1.3 Os sentidos da afinidade

Em se tratando de afinidade, para Ariés (1981) nas famílias medievais a realidade era mais do que sentimental, era moral e social. Entre os ricos a família confundia-se com o crescimento patrimonial, as riquezas daquele determinado “clã”, já entre os pobres o sentimento familiar era praticamente inexistente.

Neste período as famílias mantinham suas crianças em casa, sem sair, até os sete anos de idade, aproximadamente, e chegando nesta fase entregavam seus filhos em confiança a outra família, geralmente a um irmão do pai, para que esta servisse a família e através dela fosse educada e aprendesse um ofício, sendo que a primeira família também recebia uma criança em sua casa, para educá-la e ensiná-la a trabalhar, comparando a grosso modo uma espécie de intercâmbio, porém, menos moderno.

Segundo Ariés (1981) a partir do século XV foi acontecendo aos poucos uma mudança nas relações familiares e consequentemente nos sentimentos nela existentes, vez que surgiram as escolas e as crianças deixaram de serem obrigadas e se inserirem em outra família a fim de receber educação, com essa mudança a própria família, ou seja, os pais passaram a ser pessoalmente responsáveis pela educação de seus filhos e em decorrência de tal situação se tornou inevitável uma maior aproximação das famílias aumentando assim os sentimentos familiares.

Ressalte-se que a evolução acima narrada não engloba as crianças do sexo feminino, pois de início somente os meninos iam às escolas e as meninas eram submetidas aos antigos métodos educacionais onde eram entregues a outras famílias e substituídas nas suas por outras crianças até atingirem a faixa etária entre quinze e dezoito anos.

Mas antes da proliferação das instituições familiares, de certa forma, o afeto familiar já se manifestava, embora de forma tímida e oculta, em outras situações, como por exemplo, quando os pais mostravam sua predileção ao filho primogênito em detrimento dos mais novos, pois o filho mais velho, ou em alguns outros casos, o filho mais virtuoso daria seguimento, honraria o nome da família.

A partir do século XVII as escolas foram se proliferando e somente após um longo decurso de tempo é que as meninas passaram a frequentá-las.

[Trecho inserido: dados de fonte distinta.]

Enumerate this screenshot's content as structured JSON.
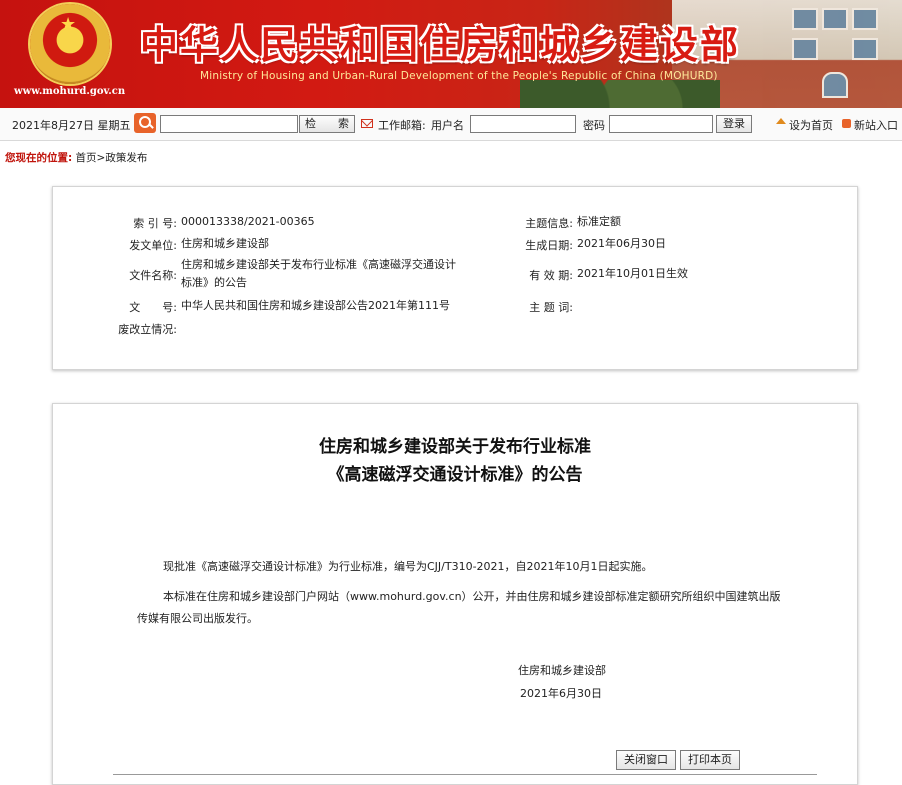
{
  "header": {
    "site_url": "www.mohurd.gov.cn",
    "title_cn": "中华人民共和国住房和城乡建设部",
    "title_en": "Ministry of Housing and Urban-Rural Development of the People's Republic of China (MOHURD)"
  },
  "toolbar": {
    "date": "2021年8月27日 星期五",
    "search_value": "",
    "search_button": "检　　索",
    "mail_label": "工作邮箱:",
    "username_label": "用户名",
    "username_value": "",
    "password_label": "密码",
    "password_value": "",
    "login_button": "登录",
    "set_home": "设为首页",
    "new_site": "新站入口"
  },
  "breadcrumb": {
    "label": "您现在的位置:",
    "path": "首页>政策发布"
  },
  "info": {
    "index_label": "索 引 号:",
    "index_value": "000013338/2021-00365",
    "issuer_label": "发文单位:",
    "issuer_value": "住房和城乡建设部",
    "filename_label": "文件名称:",
    "filename_value_1": "住房和城乡建设部关于发布行业标准《高速磁浮交通设计",
    "filename_value_2": "标准》的公告",
    "docno_label": "文　　号:",
    "docno_value": "中华人民共和国住房和城乡建设部公告2021年第111号",
    "status_label": "废改立情况:",
    "status_value": "",
    "topic_label": "主题信息:",
    "topic_value": "标准定额",
    "created_label": "生成日期:",
    "created_value": "2021年06月30日",
    "validity_label": "有 效 期:",
    "validity_value": "2021年10月01日生效",
    "keywords_label": "主 题 词:",
    "keywords_value": ""
  },
  "article": {
    "title_line1": "住房和城乡建设部关于发布行业标准",
    "title_line2": "《高速磁浮交通设计标准》的公告",
    "para1": "现批准《高速磁浮交通设计标准》为行业标准，编号为CJJ/T310-2021，自2021年10月1日起实施。",
    "para2_line1": "本标准在住房和城乡建设部门户网站（www.mohurd.gov.cn）公开，并由住房和城乡建设部标准定额研究所组织中国建筑出版",
    "para2_line2": "传媒有限公司出版发行。",
    "signer": "住房和城乡建设部",
    "sign_date": "2021年6月30日",
    "close_button": "关闭窗口",
    "print_button": "打印本页"
  }
}
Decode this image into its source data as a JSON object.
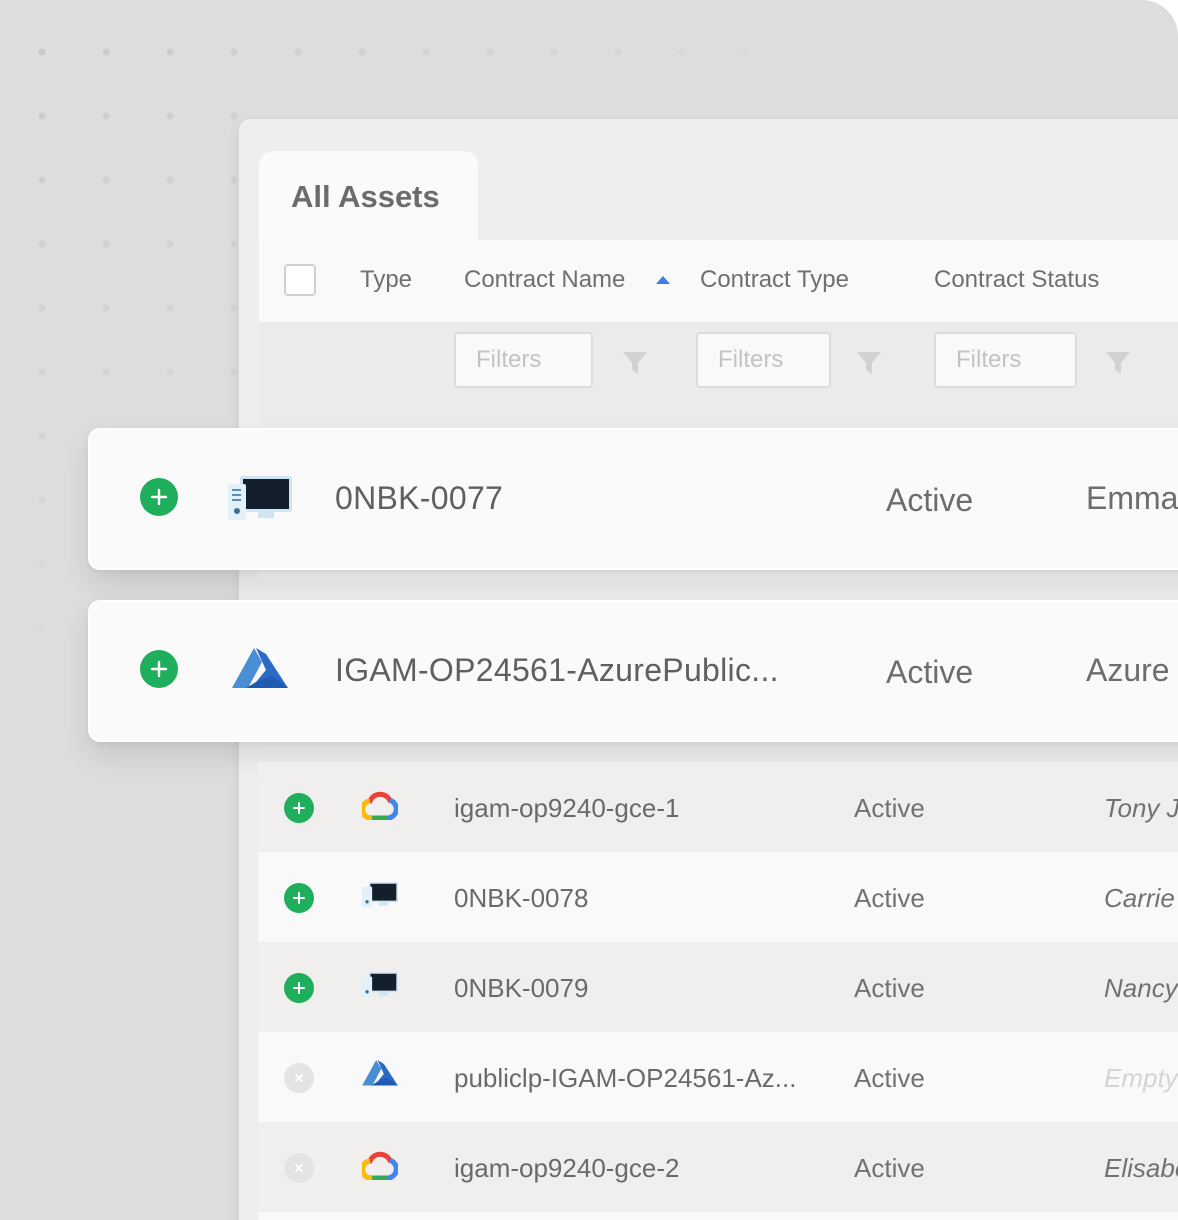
{
  "tab": {
    "label": "All Assets"
  },
  "columns": {
    "type": "Type",
    "contract_name": "Contract Name",
    "contract_type": "Contract Type",
    "contract_status": "Contract Status"
  },
  "filters": {
    "placeholder": "Filters"
  },
  "colors": {
    "add": "#1fae5c",
    "accent": "#3f7de0",
    "disabled": "#e4e4e4"
  },
  "featured_rows": [
    {
      "name": "0NBK-0077",
      "status": "Active",
      "owner": "Emma",
      "icon": "server-monitor-icon"
    },
    {
      "name": "IGAM-OP24561-AzurePublic...",
      "status": "Active",
      "owner": "Azure",
      "icon": "azure-icon"
    }
  ],
  "rows": [
    {
      "name": "igam-op9240-gce-1",
      "status": "Active",
      "owner": "Tony J",
      "icon": "google-cloud-icon",
      "action": "add"
    },
    {
      "name": "0NBK-0078",
      "status": "Active",
      "owner": "Carrie",
      "icon": "server-monitor-icon",
      "action": "add"
    },
    {
      "name": "0NBK-0079",
      "status": "Active",
      "owner": "Nancy",
      "icon": "server-monitor-icon",
      "action": "add"
    },
    {
      "name": "publiclp-IGAM-OP24561-Az...",
      "status": "Active",
      "owner": "Empty",
      "icon": "azure-icon",
      "action": "remove"
    },
    {
      "name": "igam-op9240-gce-2",
      "status": "Active",
      "owner": "Elisabeth",
      "icon": "google-cloud-icon",
      "action": "remove"
    }
  ]
}
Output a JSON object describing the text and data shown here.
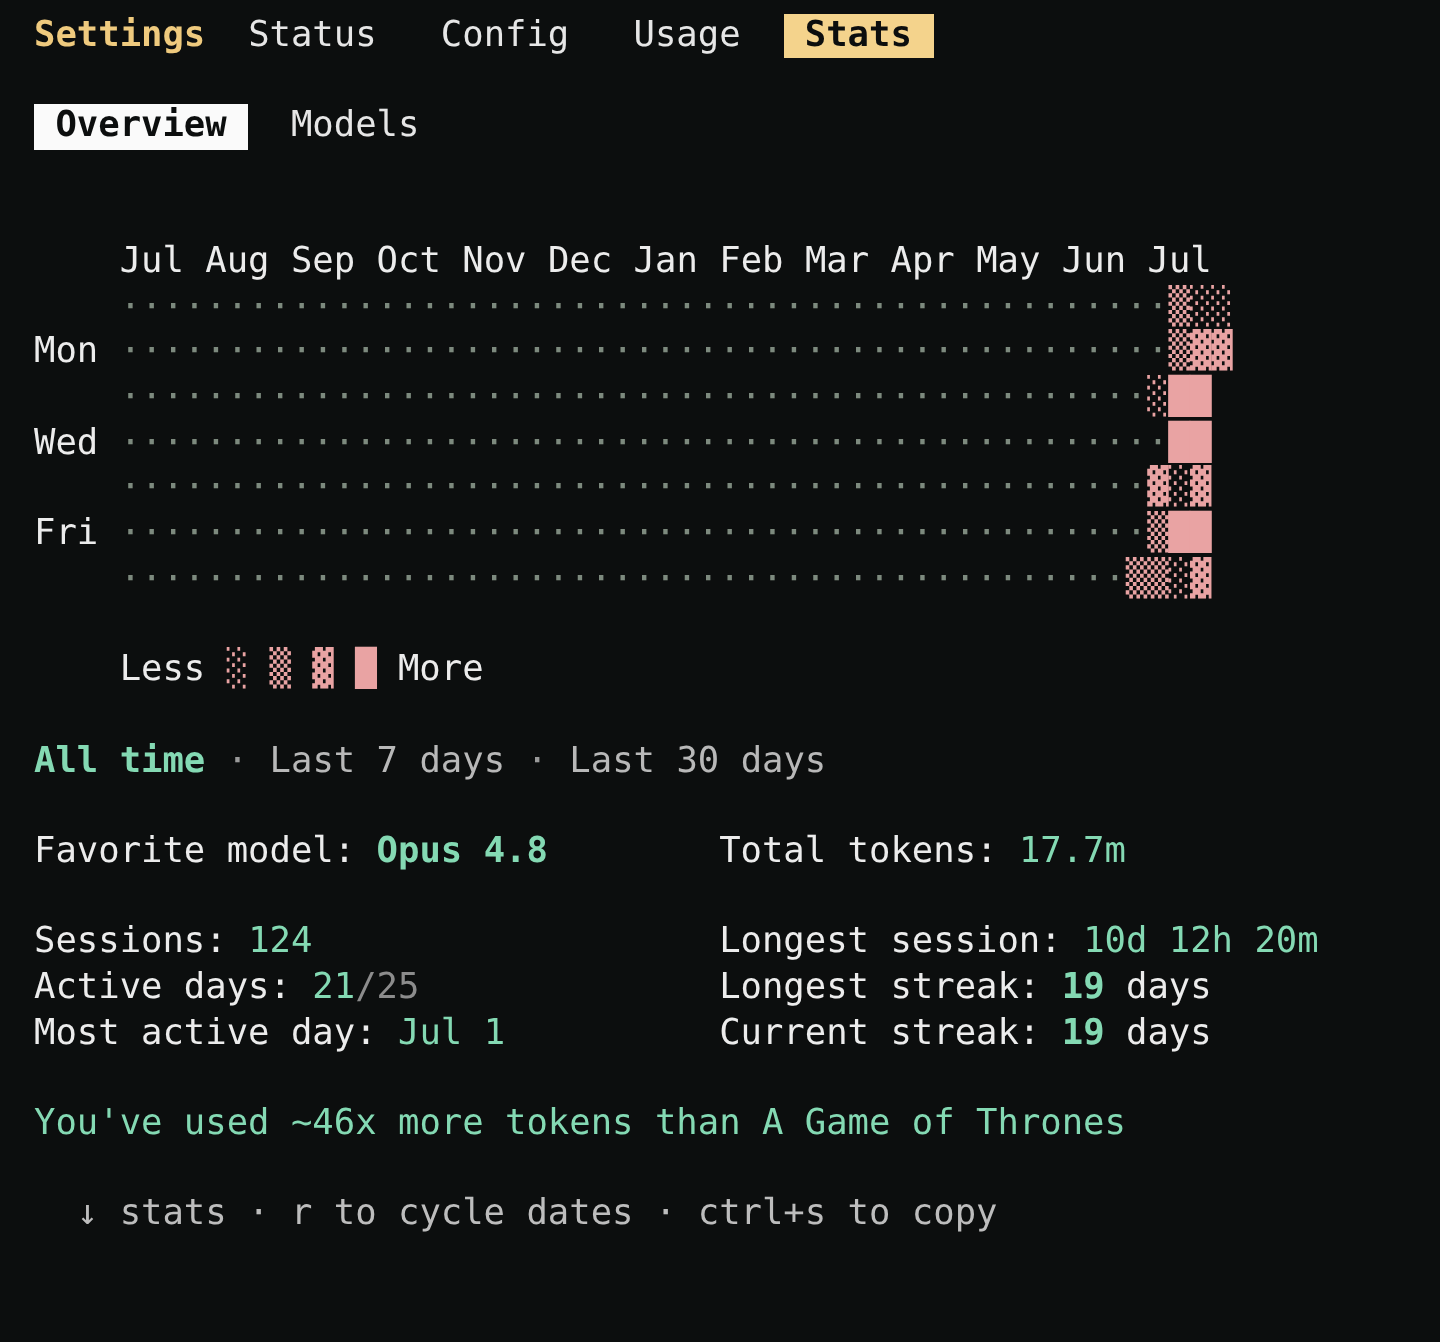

Os grupos familiares foram evoluindo de acordo com as mudanças que aconteciam na sociedade.

Para Melo (2009), à família já foi atribuída pelo grande autor Gilberto Freire em sua obra “Casa Grande e Senzala” o status de centro catalisador da formação social brasileira (p.331).

A família brasileira merece destaque no âmbito familiar, pois que sofreu modificações severas ao longo do tempo, uma vez que por décadas foi uma família patriarcal chefiada pelo “senhor” que detinha o poder sobre tudo e sobre todos do seu núcleo familiar, incluindo os escravos, porém, às custas de muitas lutas foi aos poucos evoluindo até ganhar os diversos desmembramentos que conhecemos atualmente.

Já o Cristianismo centralizou a família baseando-a no casamento, e mais uma vez condenando a mulher a uma submissão completa. Porém, no século XVIII, com a Revolução Industrial, a necessidade maior de renda, e consequentemente de pessoas trabalhando fora de casa para complementar esta, em razão da pobreza que começou a se alastrar pela sociedade, a família começou a sofrer uma importante mudança, senão a maior delas tendo em vista a então sociedade intrinsecamente patriarcal e machista, em sua estrutura, pois a mulher deixou então de ser a cuidadora do lar e dos filhos e passou a trabalhar fora de casa, participando assim do sustento e da manutenção da família, o que até então era função somente do homem.

Atualmente, podemos nos arriscar a denominar “família” como sendo um determinado número de pessoas (a partir de duas) que convivem entre si, e possuem algum vínculo seja ele afetivo, fraterno, de sobrenome, identificação ideológica, estabelecimento de metas a serem alcançadas a curto, médio e/ou longo prazo, dentre outros, e que se presume para estes a necessidade e o dever de mútua assistência, é neste núcleo que desenvolvemos e moldamos nossa personalidade.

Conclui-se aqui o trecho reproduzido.